Le scandale « Ubu Roi »
Il y a 120 ans avait lieu la première de la pièce d'Alfred Jarry. Farce à l'humour ravageur, elle déclencha une vive polémique dans la presse.
Le 10 décembre 1896 se tient au théâtre de l'Œuvre, à Paris, la première représentation d'Ubu Roi, une pièce écrite par un jeune inconnu de 23 ans. Son nom : Alfred Jarry. Quand le rideau se lève, l'auteur monte sur scène et lit un discours d'une voix quasi-inaudible. Il annonce que l'action se passe "en Pologne, c'est-à-dire nulle part".

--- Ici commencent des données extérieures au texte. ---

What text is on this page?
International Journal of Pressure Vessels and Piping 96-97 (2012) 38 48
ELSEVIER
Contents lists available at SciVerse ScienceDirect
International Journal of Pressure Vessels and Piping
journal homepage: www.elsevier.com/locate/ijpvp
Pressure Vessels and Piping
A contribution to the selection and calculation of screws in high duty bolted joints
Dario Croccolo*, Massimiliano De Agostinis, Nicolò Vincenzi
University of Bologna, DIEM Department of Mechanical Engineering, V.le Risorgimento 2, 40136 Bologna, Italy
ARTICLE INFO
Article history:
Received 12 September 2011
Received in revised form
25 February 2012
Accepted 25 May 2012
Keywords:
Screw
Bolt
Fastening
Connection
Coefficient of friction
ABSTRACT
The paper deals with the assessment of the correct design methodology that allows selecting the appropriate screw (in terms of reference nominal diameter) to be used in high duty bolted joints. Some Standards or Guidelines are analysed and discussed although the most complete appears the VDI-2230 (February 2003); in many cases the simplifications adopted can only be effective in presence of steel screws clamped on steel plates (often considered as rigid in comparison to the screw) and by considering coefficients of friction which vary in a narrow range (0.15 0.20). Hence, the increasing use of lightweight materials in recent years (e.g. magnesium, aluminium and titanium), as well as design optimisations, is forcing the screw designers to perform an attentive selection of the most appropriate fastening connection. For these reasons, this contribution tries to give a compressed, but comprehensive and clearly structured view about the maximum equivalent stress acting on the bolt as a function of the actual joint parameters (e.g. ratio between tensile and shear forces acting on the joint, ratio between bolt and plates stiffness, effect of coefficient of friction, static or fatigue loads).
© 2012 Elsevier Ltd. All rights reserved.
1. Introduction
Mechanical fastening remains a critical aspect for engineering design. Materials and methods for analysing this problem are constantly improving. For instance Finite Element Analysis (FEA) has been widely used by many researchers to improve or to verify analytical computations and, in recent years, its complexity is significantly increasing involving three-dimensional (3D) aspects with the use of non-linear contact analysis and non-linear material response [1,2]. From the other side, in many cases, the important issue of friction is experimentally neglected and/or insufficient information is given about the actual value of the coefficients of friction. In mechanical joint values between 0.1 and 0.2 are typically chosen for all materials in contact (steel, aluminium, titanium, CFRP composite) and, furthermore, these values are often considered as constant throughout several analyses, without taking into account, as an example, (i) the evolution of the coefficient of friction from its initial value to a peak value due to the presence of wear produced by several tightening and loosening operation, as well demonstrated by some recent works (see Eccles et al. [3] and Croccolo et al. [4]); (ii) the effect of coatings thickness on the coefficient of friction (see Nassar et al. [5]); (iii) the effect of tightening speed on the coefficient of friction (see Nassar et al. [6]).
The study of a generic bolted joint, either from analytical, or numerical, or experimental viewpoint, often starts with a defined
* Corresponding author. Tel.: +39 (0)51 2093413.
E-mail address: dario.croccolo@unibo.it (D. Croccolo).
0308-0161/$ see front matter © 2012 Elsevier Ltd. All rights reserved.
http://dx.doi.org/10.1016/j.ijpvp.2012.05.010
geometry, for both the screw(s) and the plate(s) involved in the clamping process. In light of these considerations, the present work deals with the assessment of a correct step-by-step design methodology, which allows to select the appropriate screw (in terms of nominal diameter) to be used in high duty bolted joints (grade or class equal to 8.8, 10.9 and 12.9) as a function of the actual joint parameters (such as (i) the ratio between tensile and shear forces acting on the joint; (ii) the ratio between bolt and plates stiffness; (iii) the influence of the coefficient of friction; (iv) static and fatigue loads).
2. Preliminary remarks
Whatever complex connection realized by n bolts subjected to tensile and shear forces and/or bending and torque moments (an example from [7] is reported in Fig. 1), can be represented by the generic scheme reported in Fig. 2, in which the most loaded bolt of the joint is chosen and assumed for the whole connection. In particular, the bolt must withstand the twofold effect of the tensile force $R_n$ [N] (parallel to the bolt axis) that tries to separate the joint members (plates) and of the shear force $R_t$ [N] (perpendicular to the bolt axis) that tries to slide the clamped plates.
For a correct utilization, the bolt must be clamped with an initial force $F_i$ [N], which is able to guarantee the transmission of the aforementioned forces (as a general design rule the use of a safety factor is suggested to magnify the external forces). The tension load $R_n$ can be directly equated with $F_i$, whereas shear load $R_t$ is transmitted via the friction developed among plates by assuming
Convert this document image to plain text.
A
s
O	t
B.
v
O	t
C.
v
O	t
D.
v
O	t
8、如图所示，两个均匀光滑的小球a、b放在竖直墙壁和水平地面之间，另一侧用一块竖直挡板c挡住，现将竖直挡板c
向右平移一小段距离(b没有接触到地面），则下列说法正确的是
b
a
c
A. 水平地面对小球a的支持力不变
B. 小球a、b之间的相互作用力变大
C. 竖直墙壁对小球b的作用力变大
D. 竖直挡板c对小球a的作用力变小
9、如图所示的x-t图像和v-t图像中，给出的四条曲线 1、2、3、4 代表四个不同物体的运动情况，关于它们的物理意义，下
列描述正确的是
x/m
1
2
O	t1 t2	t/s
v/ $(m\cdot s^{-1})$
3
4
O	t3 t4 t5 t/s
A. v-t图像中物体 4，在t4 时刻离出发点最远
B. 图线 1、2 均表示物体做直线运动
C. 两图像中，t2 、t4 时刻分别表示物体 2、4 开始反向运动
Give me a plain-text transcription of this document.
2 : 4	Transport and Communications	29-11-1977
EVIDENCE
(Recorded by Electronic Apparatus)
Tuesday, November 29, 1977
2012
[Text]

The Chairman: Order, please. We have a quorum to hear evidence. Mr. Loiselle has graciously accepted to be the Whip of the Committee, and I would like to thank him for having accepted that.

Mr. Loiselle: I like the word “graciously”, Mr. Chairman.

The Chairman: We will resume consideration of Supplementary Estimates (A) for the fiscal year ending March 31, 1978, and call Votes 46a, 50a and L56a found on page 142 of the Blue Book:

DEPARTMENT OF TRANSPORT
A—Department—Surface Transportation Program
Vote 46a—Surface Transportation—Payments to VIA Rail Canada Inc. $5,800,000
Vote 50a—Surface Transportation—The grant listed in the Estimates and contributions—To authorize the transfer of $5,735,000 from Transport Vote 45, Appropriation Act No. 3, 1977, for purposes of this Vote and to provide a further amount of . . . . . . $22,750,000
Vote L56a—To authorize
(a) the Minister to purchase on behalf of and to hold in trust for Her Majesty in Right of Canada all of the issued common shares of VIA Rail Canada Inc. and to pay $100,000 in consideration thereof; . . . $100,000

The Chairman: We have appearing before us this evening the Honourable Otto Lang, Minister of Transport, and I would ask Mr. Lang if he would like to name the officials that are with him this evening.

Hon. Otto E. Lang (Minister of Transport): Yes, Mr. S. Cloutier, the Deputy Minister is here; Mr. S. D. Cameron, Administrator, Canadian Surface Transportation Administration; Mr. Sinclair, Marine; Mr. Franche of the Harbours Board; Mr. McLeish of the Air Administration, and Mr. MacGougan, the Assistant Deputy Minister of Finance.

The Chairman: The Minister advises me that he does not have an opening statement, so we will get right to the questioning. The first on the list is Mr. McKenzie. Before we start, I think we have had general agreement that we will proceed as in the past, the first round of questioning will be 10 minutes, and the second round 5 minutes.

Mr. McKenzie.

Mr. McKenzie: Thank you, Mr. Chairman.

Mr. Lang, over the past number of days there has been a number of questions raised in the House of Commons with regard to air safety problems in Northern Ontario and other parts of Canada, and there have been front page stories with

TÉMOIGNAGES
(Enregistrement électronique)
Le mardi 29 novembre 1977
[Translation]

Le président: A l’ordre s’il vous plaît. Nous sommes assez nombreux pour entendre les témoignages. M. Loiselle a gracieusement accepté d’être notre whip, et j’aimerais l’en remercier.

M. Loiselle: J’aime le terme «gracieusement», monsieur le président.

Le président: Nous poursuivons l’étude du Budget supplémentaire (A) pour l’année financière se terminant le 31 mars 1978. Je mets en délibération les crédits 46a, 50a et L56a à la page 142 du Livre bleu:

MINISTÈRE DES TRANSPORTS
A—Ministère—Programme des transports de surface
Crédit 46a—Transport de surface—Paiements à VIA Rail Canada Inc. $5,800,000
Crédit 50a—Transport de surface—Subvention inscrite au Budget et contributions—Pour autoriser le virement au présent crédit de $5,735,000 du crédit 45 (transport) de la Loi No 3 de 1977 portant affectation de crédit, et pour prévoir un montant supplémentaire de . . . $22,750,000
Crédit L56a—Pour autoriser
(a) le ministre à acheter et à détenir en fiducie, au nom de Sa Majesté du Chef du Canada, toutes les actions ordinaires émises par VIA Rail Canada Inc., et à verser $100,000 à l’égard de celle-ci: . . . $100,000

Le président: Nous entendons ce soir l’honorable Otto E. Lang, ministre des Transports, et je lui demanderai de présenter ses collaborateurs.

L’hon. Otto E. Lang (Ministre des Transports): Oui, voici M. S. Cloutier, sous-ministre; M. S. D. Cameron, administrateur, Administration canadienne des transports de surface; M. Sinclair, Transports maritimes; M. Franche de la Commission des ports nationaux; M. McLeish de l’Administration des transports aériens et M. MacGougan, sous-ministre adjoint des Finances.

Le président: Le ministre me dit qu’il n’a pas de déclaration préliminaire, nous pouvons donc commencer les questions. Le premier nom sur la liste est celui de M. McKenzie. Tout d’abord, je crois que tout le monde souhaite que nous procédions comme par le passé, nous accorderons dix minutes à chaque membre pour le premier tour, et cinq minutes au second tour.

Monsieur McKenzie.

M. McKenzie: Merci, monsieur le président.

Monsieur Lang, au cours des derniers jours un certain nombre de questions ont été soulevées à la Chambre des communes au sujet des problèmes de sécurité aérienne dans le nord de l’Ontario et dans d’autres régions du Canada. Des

Puis la pièce commence, interprétée par Firmin Gémier et Louise France. C'est une farce mêlant satire, parodie et humour scatologique, et narrant les aventures de Père Ubu, qui assassine le roi Venceslas avant de prendre le pouvoir. Tout au long de la pièce, le mot "merdre" est répété par les personnages. Le public s'indigne, comme le relate Gil Blas le lendemain :
"Comme la veille, à la répétition générale d'Ubu Roi, la première représentation du théâtre de l'Œuvre a été troublée par des protestations tumultueuses. Des cris, des vociférations, des quolibets à l'adresse des artistes partaient de tous les coins de la salle."
Les critiques ne sont pas tendres avec Ubu Roi, qui rompt avec la plupart des conventions théâtrales de l'époque. La plupart des journalistes ne voient là qu'une mauvaise plaisanterie, telle La Caricature du 19 décembre qui écrit :
"Ubu Roi a déconcerté le public, parce que l'on a voulu nous persuader que c'est une œuvre recélant de profonds symboles et d'admirable psychologie. Or, il n'y a rien de cela là-dedans ; il y a de la fumisterie médiocre et de la basse scatologie."
Le Figaro du 11 décembre, choqué par la répétition du mot "merdre", parle d'Ubu Roi comme d'une "grossière parodie de Macbeth", avant d'ajouter :
"Pour la langue, c'est un pastiche superficiel de la langue de Rabelais, dont les ordures sont surtout retenues et répétées avec amour. Le mot de malappris que Cambronne fit un instant sublime en le disant une fois devant la mort, est répété à tout propos, faisant la farce ignoblement scatologique, d'une malpropreté vraiment trop facile."
Plus loin, le critique accuse Jarry de snobisme et se félicite des sifflets qui ont retenti pendant la représentation.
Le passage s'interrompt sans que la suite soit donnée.